Nearly one in 10 said they had personally seen incidents where an animal had been abused, according to the statistics released by charity Dogs Trust.
And some 97 per cent said pets are often used as a means of control by domestic abusers in a poll of 369 professionals who support victims, including social workers and police officers.
One woman who left her violent partner said she would not have done so had she not had access to the Dogs Trust’s Freedom Project, a dog fostering service for people who are escaping violent partners and do not want to leave their dog behind, which is celebrating its 14th anniversary in Yorkshire this week.
She said: “I found out about the Freedom Project when I was preparing to leave – I had asked family and friends but it was hard to find someone to look after Mia… and I didn’t want my son to lose his dog on top of losing everything else.”

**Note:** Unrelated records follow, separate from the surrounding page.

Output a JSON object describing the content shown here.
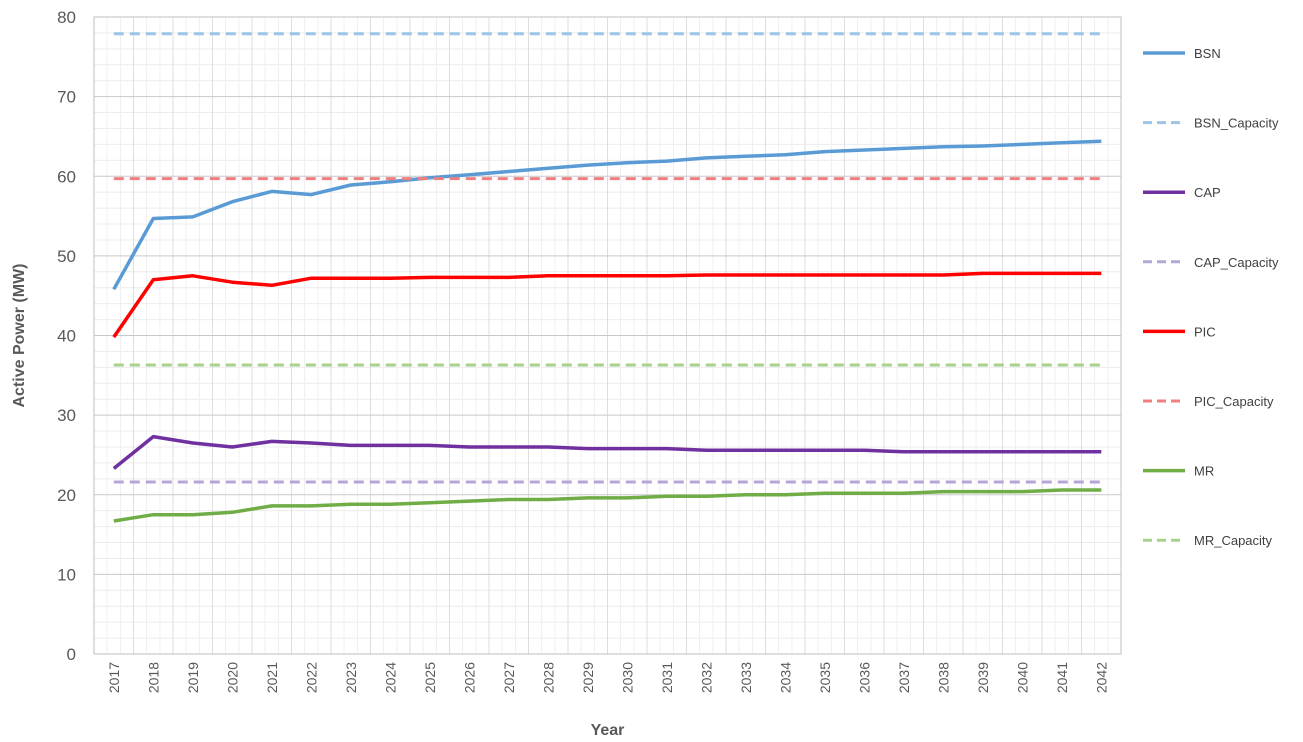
{
  "chart_data": {
    "type": "line",
    "xlabel": "Year",
    "ylabel": "Active Power (MW)",
    "ylim": [
      0,
      80
    ],
    "y_ticks": [
      0,
      10,
      20,
      30,
      40,
      50,
      60,
      70,
      80
    ],
    "x": [
      "2017",
      "2018",
      "2019",
      "2020",
      "2021",
      "2022",
      "2023",
      "2024",
      "2025",
      "2026",
      "2027",
      "2028",
      "2029",
      "2030",
      "2031",
      "2032",
      "2033",
      "2034",
      "2035",
      "2036",
      "2037",
      "2038",
      "2039",
      "2040",
      "2041",
      "2042"
    ],
    "grid": "on",
    "legend_position": "right",
    "series": [
      {
        "name": "BSN",
        "color": "#5b9bd5",
        "style": "solid",
        "values": [
          45.8,
          54.7,
          54.9,
          56.8,
          58.1,
          57.7,
          58.9,
          59.3,
          59.8,
          60.2,
          60.6,
          61.0,
          61.4,
          61.7,
          61.9,
          62.3,
          62.5,
          62.7,
          63.1,
          63.3,
          63.5,
          63.7,
          63.8,
          64.0,
          64.2,
          64.4
        ]
      },
      {
        "name": "BSN_Capacity",
        "color": "#9dc3e6",
        "style": "dashed",
        "values": [
          77.9,
          77.9,
          77.9,
          77.9,
          77.9,
          77.9,
          77.9,
          77.9,
          77.9,
          77.9,
          77.9,
          77.9,
          77.9,
          77.9,
          77.9,
          77.9,
          77.9,
          77.9,
          77.9,
          77.9,
          77.9,
          77.9,
          77.9,
          77.9,
          77.9,
          77.9
        ]
      },
      {
        "name": "CAP",
        "color": "#7030a0",
        "style": "solid",
        "values": [
          23.3,
          27.3,
          26.5,
          26.0,
          26.7,
          26.5,
          26.2,
          26.2,
          26.2,
          26.0,
          26.0,
          26.0,
          25.8,
          25.8,
          25.8,
          25.6,
          25.6,
          25.6,
          25.6,
          25.6,
          25.4,
          25.4,
          25.4,
          25.4,
          25.4,
          25.4
        ]
      },
      {
        "name": "CAP_Capacity",
        "color": "#b4a7d6",
        "style": "dashed",
        "values": [
          21.6,
          21.6,
          21.6,
          21.6,
          21.6,
          21.6,
          21.6,
          21.6,
          21.6,
          21.6,
          21.6,
          21.6,
          21.6,
          21.6,
          21.6,
          21.6,
          21.6,
          21.6,
          21.6,
          21.6,
          21.6,
          21.6,
          21.6,
          21.6,
          21.6,
          21.6
        ]
      },
      {
        "name": "PIC",
        "color": "#ff0000",
        "style": "solid",
        "values": [
          39.8,
          47.0,
          47.5,
          46.7,
          46.3,
          47.2,
          47.2,
          47.2,
          47.3,
          47.3,
          47.3,
          47.5,
          47.5,
          47.5,
          47.5,
          47.6,
          47.6,
          47.6,
          47.6,
          47.6,
          47.6,
          47.6,
          47.8,
          47.8,
          47.8,
          47.8
        ]
      },
      {
        "name": "PIC_Capacity",
        "color": "#f08080",
        "style": "dashed",
        "values": [
          59.7,
          59.7,
          59.7,
          59.7,
          59.7,
          59.7,
          59.7,
          59.7,
          59.7,
          59.7,
          59.7,
          59.7,
          59.7,
          59.7,
          59.7,
          59.7,
          59.7,
          59.7,
          59.7,
          59.7,
          59.7,
          59.7,
          59.7,
          59.7,
          59.7,
          59.7
        ]
      },
      {
        "name": "MR",
        "color": "#70ad47",
        "style": "solid",
        "values": [
          16.7,
          17.5,
          17.5,
          17.8,
          18.6,
          18.6,
          18.8,
          18.8,
          19.0,
          19.2,
          19.4,
          19.4,
          19.6,
          19.6,
          19.8,
          19.8,
          20.0,
          20.0,
          20.2,
          20.2,
          20.2,
          20.4,
          20.4,
          20.4,
          20.6,
          20.6
        ]
      },
      {
        "name": "MR_Capacity",
        "color": "#a9d18e",
        "style": "dashed",
        "values": [
          36.3,
          36.3,
          36.3,
          36.3,
          36.3,
          36.3,
          36.3,
          36.3,
          36.3,
          36.3,
          36.3,
          36.3,
          36.3,
          36.3,
          36.3,
          36.3,
          36.3,
          36.3,
          36.3,
          36.3,
          36.3,
          36.3,
          36.3,
          36.3,
          36.3,
          36.3
        ]
      }
    ]
  }
}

Women’s Aid told her about the project and she was able to ensure Mia, whose name has been changed to protect her family, was safe.
She added: “If they’d not have told me about the Freedom Project I probably wouldn’t have left and I would still be in that situation. I’ve had Mia since she was a puppy and people don’t understand how it is when you’ve been apart for so long. I knew that she had been looked after and as soon as we were reunited she was so easy going and fell straight back into family life with us.”
The figures released by the Dog’s Trust also show that 95 per cent of professionals polled said that some victims will not leave their homes without knowing their pet is safe.
The Dogs Trust's Freedom Project, launched in 2004 and introduced in Yorkshire in 2005, means owners can stay in refuges without worrying about their pets.
Some 1,418 dogs and 1,083 people have been helped by the service, which runs across the whole of Scotland and in 29 counties across England, the charity said.
In the last year alone, the number of dogs fostered through the Freedom Project in Yorkshire has seen a 54 per cent increase from 24 between January and July 2018, compared to 37 in the same period this year.
Sarah Hill, chief executive of Yorkshire domestic abuse charity, IDAS, which works alongside Dogs Trust, said: “Everyone with pets considers them part of the family and to leave them behind, even to escape abuse, is incredibly difficult.
“The Dogs Trust Freedom Project provides a great service and when they know that their dog will be looked after, families can take that vital step to safety in a refuge and can start rebuilding their lives free from violence.”
Sarah Brown, Dogs Trust Freedom Project coordinator for Yorkshire said: “Alongside suffering physical abuse, we know that dogs are also often used by perpetrators as a means to coerce and control their partners. This is incredibly frightening for survivors and can range from perpetrators stopping their partner from accessing vet care for their dogs or spending money on dog food, through to repeatedly threatening to harm, kill or ‘get rid’ of their dogs. As many refuges are unable to accept pets, survivors are understandably concerned about their dog’s safety when they need to escape.
“We urgently need more foster carers in Yorkshire so that we can continue this life-saving work.”